Florida has several programs designed to provide healthcare options for families and children. Importantly, if a family is deemed ineligible for Medicaid but might qualify for other healthcare programs, their application will be automatically referred to programs like Florida KidCare, the Medically Needy Program, and other federally subsidized healthcare programs.

Florida KidCare is specifically designed to provide low-cost health coverage for children based on family income. More information about this program can be found at www.floridakidcare.org. The Medically Needy Program offers Medicaid coverage to individuals and families who meet certain medical expense criteria, even if their income is slightly higher. Details are available in the Medically Needy Brochure.

In some cases, applications may be transferred to the Federal Marketplace. Families will receive a letter from the U.S. Department of Health and Human Services with instructions on applying for healthcare insurance through the Marketplace. Information about the Federal Marketplace can be found at www.healthcare.gov.

What Kind of Information Might the Department Need for Medicaid Redetermination?

To complete the Medicaid redetermination, the Department may require updated information and documentation. While some eligibility factors like identity, Florida residency, and citizenship were likely verified during initial enrollment, families may need to provide current details on:

  • Household Members: Any changes in the number of people living in the household.
  • Income: Updated income information for all household members.
  • Assets: For certain Medicaid coverage types, asset information may be required.

The specific documentation needed will be outlined in the renewal notice if additional information is required. Families should gather these documents promptly to facilitate the review process.

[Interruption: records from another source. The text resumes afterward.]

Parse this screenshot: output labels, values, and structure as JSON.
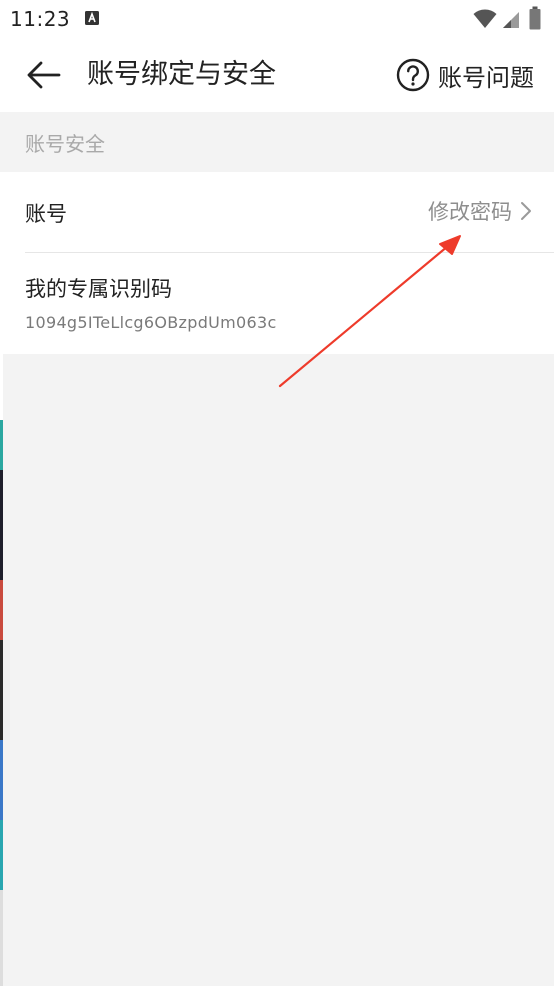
{
  "status_bar": {
    "time": "11:23",
    "icons": [
      "app-a-icon",
      "wifi-icon",
      "signal-icon",
      "battery-icon"
    ]
  },
  "header": {
    "back_icon": "arrow-left-icon",
    "title": "账号绑定与安全",
    "help_icon": "question-circle-icon",
    "help_label": "账号问题"
  },
  "section": {
    "title": "账号安全"
  },
  "rows": {
    "account": {
      "label": "账号",
      "action_label": "修改密码",
      "action_icon": "chevron-right-icon"
    },
    "identifier": {
      "label": "我的专属识别码",
      "value": "1094g5ITeLlcg6OBzpdUm063c"
    }
  },
  "colors": {
    "primary_text": "#222222",
    "secondary_text": "#8e8e8e",
    "section_text": "#a9a9a9",
    "background": "#f3f3f3",
    "card": "#ffffff",
    "annotation_arrow": "#ee3b2b"
  }
}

How Long Will the Medicaid Redetermination Process Take?

Once the Department has all the necessary information for a case, they aim to make an eligibility decision within 45 days. The review process involves determining both general Medicaid eligibility and the appropriate level of coverage.

If a family is found ineligible for Medicaid, their application will be automatically referred to Florida KidCare, the Medically Needy Program, and other relevant programs. Families can track the status of their application and any referrals through their MyACCESS account.

Where Can My Family Find Other Medical Help If We Are Not Eligible for Medicaid?

For families who are not eligible for Medicaid or while exploring other coverage options, several resources can provide healthcare assistance:

  • Federally Qualified Health Centers (FQHCs): These centers offer primary care services on a sliding fee scale, making healthcare affordable for individuals and families without health insurance.
  • Prescription Assistance Programs: Various programs can help with the cost of prescription drugs for those who qualify.

It’s important to note that these programs are separate from the Department of Children and Families and are provided as potential resources. Healthcare Navigators can offer guidance in navigating the healthcare system. A contact list of Florida-registered and federally-certified Navigators is available through My Florida CFO. Additionally, a guide on Health Insurance and HMO Overview is available at My Florida CFO.

What If My Family Disagrees with the Medicaid Ineligibility Decision?

Families have the right to appeal if they believe a Medicaid ineligibility decision is incorrect. An appeal should be initiated within 10 days of the date on the denial letter by contacting the Office of Inspector General (OIG). During the appeal process, families have the option to retain their Medicaid coverage, ensuring continued access to healthcare while the appeal is being reviewed.

Understanding the changes to Medicaid and taking proactive steps is crucial for Florida families to ensure they and their children maintain continuous healthcare coverage. By staying informed and acting promptly, families can navigate this transition smoothly and access the healthcare resources they need.